Oggi Fiat auto presenterà i risultati relativi al secondo trimestre; prima ancora che dalla bocca di Marchionne esca qualsiasi parola sui numeri del trimestre o sulle prospettive del gruppo, almeno una novità sarà già evidente. Per la prima volta Fiat presenterà i dati dal Brasile, certificando in modo inequivocabile che l’azienda italiana è diventata un operatore globale, con tutte le conseguenze del caso.



Oltre all’“immagine” da multinazionale che opera in diversi continenti a confermare questa percezione saranno, probabilmente, anche i numeri che il gruppo presenterà. Il reddito operativo dell’auto arriverà dal Brasile e da Chrysler, che solo pochi mesi fa sembrava destinata al fallimento, mentre l’Italia confermerà di essere un mercato a zero margini. A sugellare risultati buoni anche una riduzione del debito importante a testimonianza che la creatura di Marchionne fa “i fatti”, generando cassa in modo importante.

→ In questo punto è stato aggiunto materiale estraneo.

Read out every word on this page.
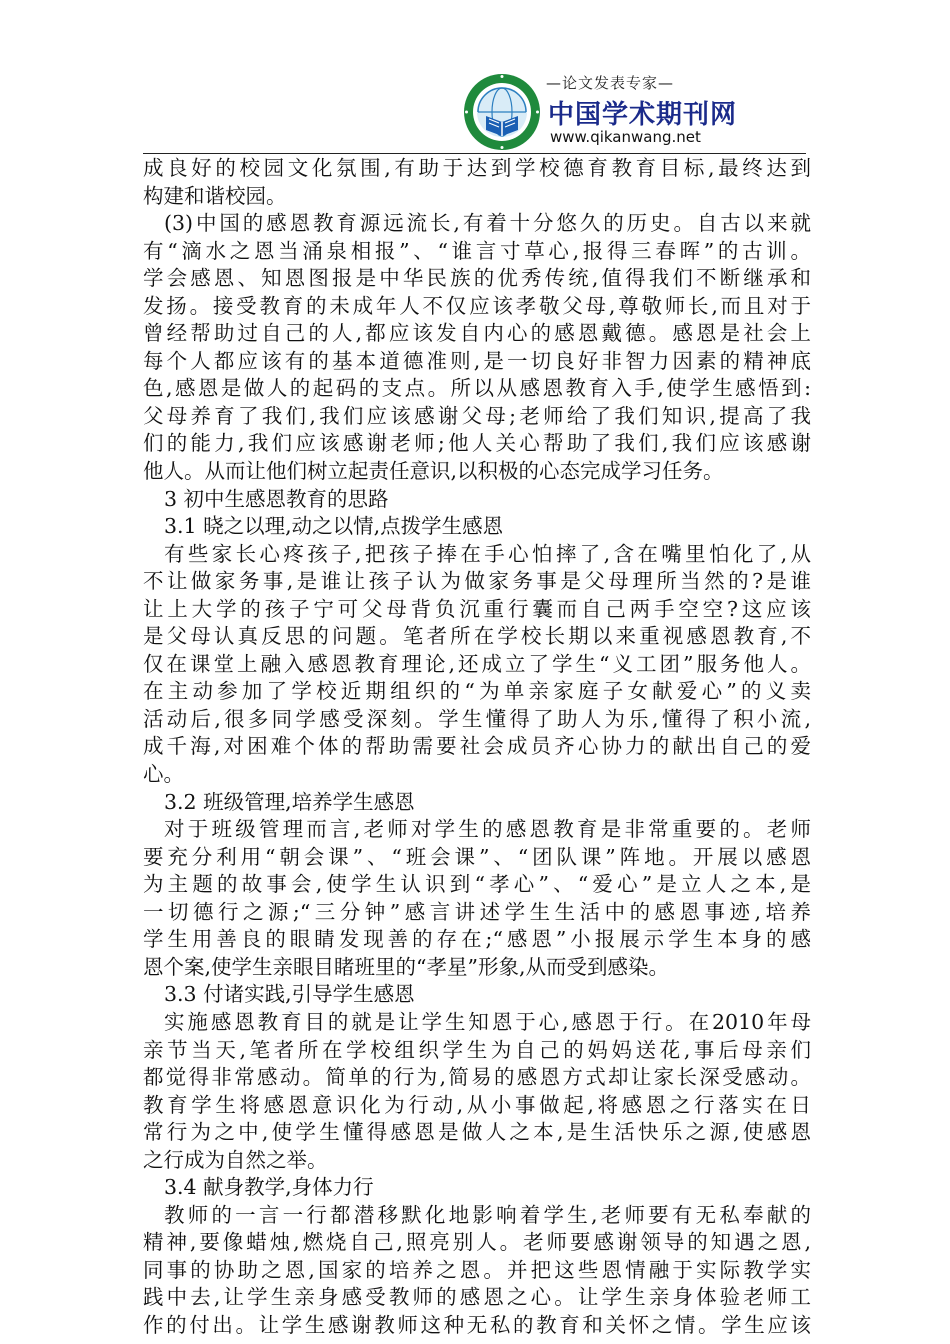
—论文发表专家—
中国学术期刊网
www.qikanwang.net
成良好的校园文化氛围,有助于达到学校德育教育目标,最终达到
构建和谐校园。
(3)中国的感恩教育源远流长,有着十分悠久的历史。自古以来就
有“滴水之恩当涌泉相报”、“谁言寸草心,报得三春晖”的古训。
学会感恩、知恩图报是中华民族的优秀传统,值得我们不断继承和
发扬。接受教育的未成年人不仅应该孝敬父母,尊敬师长,而且对于
曾经帮助过自己的人,都应该发自内心的感恩戴德。感恩是社会上
每个人都应该有的基本道德准则,是一切良好非智力因素的精神底
色,感恩是做人的起码的支点。所以从感恩教育入手,使学生感悟到:
父母养育了我们,我们应该感谢父母;老师给了我们知识,提高了我
们的能力,我们应该感谢老师;他人关心帮助了我们,我们应该感谢
他人。从而让他们树立起责任意识,以积极的心态完成学习任务。
3 初中生感恩教育的思路
3.1 晓之以理,动之以情,点拨学生感恩
有些家长心疼孩子,把孩子捧在手心怕摔了,含在嘴里怕化了,从
不让做家务事,是谁让孩子认为做家务事是父母理所当然的?是谁
让上大学的孩子宁可父母背负沉重行囊而自己两手空空?这应该
是父母认真反思的问题。笔者所在学校长期以来重视感恩教育,不
仅在课堂上融入感恩教育理论,还成立了学生“义工团”服务他人。
在主动参加了学校近期组织的“为单亲家庭子女献爱心”的义卖
活动后,很多同学感受深刻。学生懂得了助人为乐,懂得了积小流,
成千海,对困难个体的帮助需要社会成员齐心协力的献出自己的爱
心。
3.2 班级管理,培养学生感恩
对于班级管理而言,老师对学生的感恩教育是非常重要的。老师
要充分利用“朝会课”、“班会课”、“团队课”阵地。开展以感恩
为主题的故事会,使学生认识到“孝心”、“爱心”是立人之本,是
一切德行之源;“三分钟”感言讲述学生生活中的感恩事迹,培养
学生用善良的眼睛发现善的存在;“感恩”小报展示学生本身的感
恩个案,使学生亲眼目睹班里的“孝星”形象,从而受到感染。
3.3 付诸实践,引导学生感恩
实施感恩教育目的就是让学生知恩于心,感恩于行。在2010年母
亲节当天,笔者所在学校组织学生为自己的妈妈送花,事后母亲们
都觉得非常感动。简单的行为,简易的感恩方式却让家长深受感动。
教育学生将感恩意识化为行动,从小事做起,将感恩之行落实在日
常行为之中,使学生懂得感恩是做人之本,是生活快乐之源,使感恩
之行成为自然之举。
3.4 献身教学,身体力行
教师的一言一行都潜移默化地影响着学生,老师要有无私奉献的
精神,要像蜡烛,燃烧自己,照亮别人。老师要感谢领导的知遇之恩,
同事的协助之恩,国家的培养之恩。并把这些恩情融于实际教学实
践中去,让学生亲身感受教师的感恩之心。让学生亲身体验老师工
作的付出。让学生感谢教师这种无私的教育和关怀之情。学生应该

Fatta questa premessa, le analisi si divideranno come accade ormai da mesi sulle prospettive industriali-finanziarie del gruppo e sulle conseguenze che queste hanno sugli stabilimenti italiani. Sul primo versante basta ricordare che da mesi ci si interroga sulla quotazione di Ferrari, sui tempi della quotazione di Chrysler, se mai avverrà e con che quota di possesso da parte di Fiat (che potrebbe anche raggiungere il 100%), sui destini di Alfa Romeo e magari perfino sulla cessione di Magneti Marelli, che sembra non essere più strategica per il gruppo.

Quello che conta, al di là delle ipotesi e persino dei fatti che potrebbero accadere, è che negli ultimi mesi l’unica costante innegabile è stato lo sforzo per conquistare e ristrutturare Chrysler. Si può cedere una quota di Ferrari, valutare offerte per Alfa Romeo e per Magneti Marelli, ma si deve far aumentare la quota nel gruppo americano nel più breve tempo possibile. La conclusione è che oggi Fiat è un gruppo internazionale, guidato da un manager internazionale che ha come obiettivo quello di creare valore per gli azionisti; il che significa, tra l’altro, essere un’azienda profittevole indipendentemente dai cicli economici, dai destini di un singolo mercato, avendo una strategia industriale valida che permetta di produrre e vendere auto a costi competitivi.



Il gradimento del mercato si può misurare tutti i giorni con le performance del titolo (come nel caso di Fiat industrial ieri), la giustezza o meno della strategia si può misurare con i profitti che l’azienda è in grado di generare, con le quote di mercato e il numero di modelli venduti. Quello che rimane da capire è quale sia il destino della presenza industriale di Fiat in Italia.

Se facessimo una proporzione tra modelli venduti e profitti generati e stabilimenti, il peso industriale dell’Italia apparrebbe eccessivo. Il condizionamento che il sistema Italia può esercitare nei confronti di Fiat è molto basso: la competitività degli stabilimenti è bassa, il mercato italiano va male, i profitti vengono da altre parti del globo, la società è debitrice del governo americano per l’operazione Chrysler, dei sindacati americani per i sacrifici fatti, ecc.

Affrontare il tema degli investimenti in Italia di Fiat richiede probabilmente un cambio di mentalità radicale. Non si tratta più di ottenere concessioni e investimenti solo con la lotta sindacale o con le pressioni politiche; anzi, anche se suona particolarmente crudo se la realtà dei fatti è quella appena descritta, è lecito nutrire molti dubbi sull’efficacia di certi strumenti. I termini con cui affrontare il problema sono probabilmente altri e cioè, per farla breve, un gruppo industriale internazionale, la Fiat, non investe in Italia perché la odia, perché non può sfruttare i lavoratori o semplicemente perché le condizioni non permettono di conciliare questa volontà con l’esigenza di garantire la sopravvivenza della società nel medio-lungo periodo. Banalmente quanto incide l’Irap nelle decisioni di Fiat, quanto la mancanza di infrastrutture, quanto la mancanza di flessibilità, di regole certe e così via.

Il fatto che Fiat tentenni, per usare un eufemismo, a investire in Italia e di per sé inquietante anche perché al momento le condizioni economiche generali non fanno intravedere molte alternative, tanto più che molti altri gruppi industriali hanno deciso di spostare la produzione dall’Italia. La Germania dimostra che non è per nulla impossibile conciliare certe garanzie con una forte presenza industriale. Dato che in Italia siamo in 60 milioni ed è impossibile e forse anche fortemente sconsigliato pensare di mantenere certi livelli di welfare con solo il turismo sarebbe il caso che il dibattito che ci sarà domani dopo i risultati di Fiat auto, probabilmente molto buoni, cominciasse ad affrontare anche questi problemi. Lo spettro greco non compare solo quando le agenzie di rating si comportano male.